Jeff Hoffmeister was named Shopify’s newest CFO this week. He will replace Amy Shapero after this upcoming quarterly report. Hoffmeister is a banking veteran coming from Morgan Stanley and actually served as the lead underwriter for Shopify’s IPO many years ago. According to leadership this past week, Jeff “brings an understanding to the table that we don’t currently have.” This seems to be more of an intentional replacement vs. Shapero voluntarily leaving. And with as wrong as Shopify was with extrapolating pandemic trends (just like countless other companies), this does make some sense. Hoffmeister will feature a laser-focus on cost discipline to marry with Harley’s and Tobi’s ambitious philosophies on building the 100 year company. These seems like a better balance to me.
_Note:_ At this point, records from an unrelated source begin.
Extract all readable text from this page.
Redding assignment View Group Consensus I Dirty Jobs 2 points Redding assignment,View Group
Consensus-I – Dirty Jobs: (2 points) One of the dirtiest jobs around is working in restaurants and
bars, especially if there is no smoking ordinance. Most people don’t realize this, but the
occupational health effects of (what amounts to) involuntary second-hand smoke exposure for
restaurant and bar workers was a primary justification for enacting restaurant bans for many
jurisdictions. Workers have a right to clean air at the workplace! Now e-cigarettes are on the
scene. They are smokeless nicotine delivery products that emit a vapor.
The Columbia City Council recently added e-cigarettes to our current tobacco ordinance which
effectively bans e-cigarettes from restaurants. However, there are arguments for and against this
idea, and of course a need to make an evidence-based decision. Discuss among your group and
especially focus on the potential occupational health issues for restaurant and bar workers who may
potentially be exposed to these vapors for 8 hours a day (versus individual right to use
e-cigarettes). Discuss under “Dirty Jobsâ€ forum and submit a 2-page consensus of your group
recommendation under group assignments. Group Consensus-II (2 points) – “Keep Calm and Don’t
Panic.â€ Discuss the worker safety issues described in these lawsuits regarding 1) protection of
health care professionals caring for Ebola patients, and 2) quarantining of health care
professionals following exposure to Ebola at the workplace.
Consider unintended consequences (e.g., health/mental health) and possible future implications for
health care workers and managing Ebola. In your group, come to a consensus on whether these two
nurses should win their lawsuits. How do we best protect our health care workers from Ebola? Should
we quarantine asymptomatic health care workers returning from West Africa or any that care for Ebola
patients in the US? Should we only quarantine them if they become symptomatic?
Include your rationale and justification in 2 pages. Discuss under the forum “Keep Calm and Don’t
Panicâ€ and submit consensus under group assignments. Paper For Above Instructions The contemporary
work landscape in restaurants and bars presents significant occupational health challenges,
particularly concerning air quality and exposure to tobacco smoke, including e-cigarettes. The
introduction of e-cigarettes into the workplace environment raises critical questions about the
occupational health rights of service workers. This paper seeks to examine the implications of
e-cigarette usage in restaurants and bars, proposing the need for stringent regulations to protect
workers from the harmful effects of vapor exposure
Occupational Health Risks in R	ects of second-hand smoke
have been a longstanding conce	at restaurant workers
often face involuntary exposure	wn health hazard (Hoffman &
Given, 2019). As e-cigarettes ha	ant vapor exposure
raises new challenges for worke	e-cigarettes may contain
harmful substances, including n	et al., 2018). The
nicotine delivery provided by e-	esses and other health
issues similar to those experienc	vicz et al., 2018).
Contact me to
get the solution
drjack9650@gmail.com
In other news, Shopify COO Toby Shannan announced his retirement from the company after 13 years of service. Kaz Nejetian was promoted from VP of product to COO to replace him. Kaz is one of my favorite executives at the company as he has played an intimate role in successful new product innovations. I view this promotion as well-deserved. According to Harley, Kaz will renew the company’s focus on “connecting the right merchants to the right products at the right time” which is something he admitted the company needed to improve at. His role will be to merge product and revenue generation in the most utility-building way possible.



d) Shelf Offering

Shopify filed a mixed shelf offering allowing it to issue more debt and equity securities in the future.

Click here for my Shopify Overview.

3. Lemonade (LMND) -- CFO Tim Bixby Interviews with KBW

On marketing & utility:

The rising cost per acquisition that Lemonade had been dealing with this year (thanks a lot Apple) has finally leveled off. The company’s acquisition cost efficiency improvements are now outpacing the higher cost per acquisition. Marrying that with what Lemonade sees as an ability to more granularly grade risk profiles is a powerful combination (if it’s legitimate).